Тот выслушал его, белый, как мел и только затравленно кивнул. Однокурсники бросали на него сочувствующие взгляды: с профессором Михаэлисом шутки плохи, все это знали.


По окончании занятий, дождавшись, когда все разойдутся, Макмиллан отозвал в сторонку Сиэля.


— Послушай… — прошептал он ему. — Прости, что я спрашиваю, но ты вроде бы раньше был немного знаком с профессором… скажи, тебе от него влетало когда-нибудь?


— Да уж, влетало, — хмуро признался Сиэль, покраснев.


— Да? Ну, и… как оно? — выдавил несчастный неудачник.


— Что тут скажешь? Обнадёжить тебя нечем. Рука у него тяжёлая. Сначала отпишет тебе хлыстом по ладоням, а потом будешь переписывать какое-нибудь латинское стихотворение. Сколько у тебя? Два «У»? Ну вот, сам знаешь, что это такое. Двести раз перепишешь. Руки будут трястись, а попробуй хоть одну ошибку сделай…


Макмиллан шмыгнул носом и опустил голову. Сиэль с неприязнью посмотрел на него:


— Ну, что ты сопли размазываешь? А ты как думал? Хотел шесть лет проучиться в элитном колледже и ни разу дисциплинарного наказания не схватить? Ничего с тобой не случится, другие тоже получали и все живы…

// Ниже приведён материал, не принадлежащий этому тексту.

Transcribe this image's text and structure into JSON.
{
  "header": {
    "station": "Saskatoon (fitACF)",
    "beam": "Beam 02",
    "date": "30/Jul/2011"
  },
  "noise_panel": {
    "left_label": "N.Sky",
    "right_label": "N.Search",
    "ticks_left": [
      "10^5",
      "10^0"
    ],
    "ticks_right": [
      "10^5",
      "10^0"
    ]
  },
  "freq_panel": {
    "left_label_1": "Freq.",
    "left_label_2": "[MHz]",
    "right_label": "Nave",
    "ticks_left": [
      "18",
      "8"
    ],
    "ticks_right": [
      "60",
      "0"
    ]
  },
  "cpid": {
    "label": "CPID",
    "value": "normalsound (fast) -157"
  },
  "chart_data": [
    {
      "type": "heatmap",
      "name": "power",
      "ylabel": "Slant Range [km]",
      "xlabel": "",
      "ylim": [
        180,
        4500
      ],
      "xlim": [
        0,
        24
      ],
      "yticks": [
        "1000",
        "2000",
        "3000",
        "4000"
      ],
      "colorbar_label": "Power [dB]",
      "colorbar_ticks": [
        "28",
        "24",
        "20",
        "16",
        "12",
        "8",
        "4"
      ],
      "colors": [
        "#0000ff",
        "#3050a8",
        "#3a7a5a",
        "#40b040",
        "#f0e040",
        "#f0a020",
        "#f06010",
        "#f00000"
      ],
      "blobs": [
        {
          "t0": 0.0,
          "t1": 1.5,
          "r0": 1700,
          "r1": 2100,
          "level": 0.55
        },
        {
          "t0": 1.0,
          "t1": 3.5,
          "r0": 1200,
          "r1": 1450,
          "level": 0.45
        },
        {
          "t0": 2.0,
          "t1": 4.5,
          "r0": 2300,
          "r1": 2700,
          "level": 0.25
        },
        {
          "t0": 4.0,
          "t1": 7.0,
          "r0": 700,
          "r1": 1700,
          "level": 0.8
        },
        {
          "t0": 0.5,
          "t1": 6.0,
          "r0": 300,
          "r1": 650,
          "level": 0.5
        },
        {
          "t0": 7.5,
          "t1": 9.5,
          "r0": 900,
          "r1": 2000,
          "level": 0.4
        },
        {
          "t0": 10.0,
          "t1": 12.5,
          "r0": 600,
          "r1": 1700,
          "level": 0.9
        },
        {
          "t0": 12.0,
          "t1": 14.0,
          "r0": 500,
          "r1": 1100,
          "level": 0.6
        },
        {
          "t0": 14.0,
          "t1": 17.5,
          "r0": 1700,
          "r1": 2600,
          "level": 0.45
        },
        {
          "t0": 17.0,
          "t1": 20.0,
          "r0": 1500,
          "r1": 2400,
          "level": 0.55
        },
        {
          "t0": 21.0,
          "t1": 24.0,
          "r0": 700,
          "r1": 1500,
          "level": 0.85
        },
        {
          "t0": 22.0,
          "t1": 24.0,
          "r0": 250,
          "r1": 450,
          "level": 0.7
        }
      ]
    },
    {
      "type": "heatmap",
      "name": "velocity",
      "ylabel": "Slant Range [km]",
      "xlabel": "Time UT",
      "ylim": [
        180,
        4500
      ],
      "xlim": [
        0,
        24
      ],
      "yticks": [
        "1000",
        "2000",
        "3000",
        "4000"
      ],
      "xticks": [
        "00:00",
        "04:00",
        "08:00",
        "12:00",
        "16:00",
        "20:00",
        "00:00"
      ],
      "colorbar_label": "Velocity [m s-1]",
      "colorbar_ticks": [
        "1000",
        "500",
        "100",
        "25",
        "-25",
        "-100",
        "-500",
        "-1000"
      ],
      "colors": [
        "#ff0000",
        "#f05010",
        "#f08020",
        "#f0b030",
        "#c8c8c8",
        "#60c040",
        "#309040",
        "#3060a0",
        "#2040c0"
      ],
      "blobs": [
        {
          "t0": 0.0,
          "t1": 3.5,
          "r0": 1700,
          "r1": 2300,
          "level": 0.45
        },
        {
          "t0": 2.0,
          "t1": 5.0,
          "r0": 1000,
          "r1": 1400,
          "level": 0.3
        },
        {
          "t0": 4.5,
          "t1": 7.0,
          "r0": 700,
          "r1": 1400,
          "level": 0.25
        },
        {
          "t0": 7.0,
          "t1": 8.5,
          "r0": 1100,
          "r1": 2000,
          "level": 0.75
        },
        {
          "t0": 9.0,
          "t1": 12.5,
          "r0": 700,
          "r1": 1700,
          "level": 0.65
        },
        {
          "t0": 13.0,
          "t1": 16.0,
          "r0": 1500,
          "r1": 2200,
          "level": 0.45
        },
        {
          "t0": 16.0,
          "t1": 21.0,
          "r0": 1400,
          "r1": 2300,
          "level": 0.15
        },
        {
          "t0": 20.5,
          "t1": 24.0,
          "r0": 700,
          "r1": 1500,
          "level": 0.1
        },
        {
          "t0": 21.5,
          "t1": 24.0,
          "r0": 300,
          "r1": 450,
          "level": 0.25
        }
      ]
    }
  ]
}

— Увы, я, наверное, трус, — обречённо признался мальчик. — Я очень уважаю нашего профессора, но он такой большой… А ты ещё говоришь, что у него рука тяжёлая…


— Ладно, не дрожи. Как-нибудь переживёшь это. А может, всё ещё и обойдётся, кто знает?


  Макмиллан тяжело вздохнул и подавил всхлипывание.


                                                                                      * * *


Улучив несколько минут после столовой, Сиэль ускользнул от соглядатаев и зашёл в кабинет к Себастьяну. Тот писал проповедь для воскресной службы.


— Послушай, — сказал юный граф, — я тут по поводу Макмиллана…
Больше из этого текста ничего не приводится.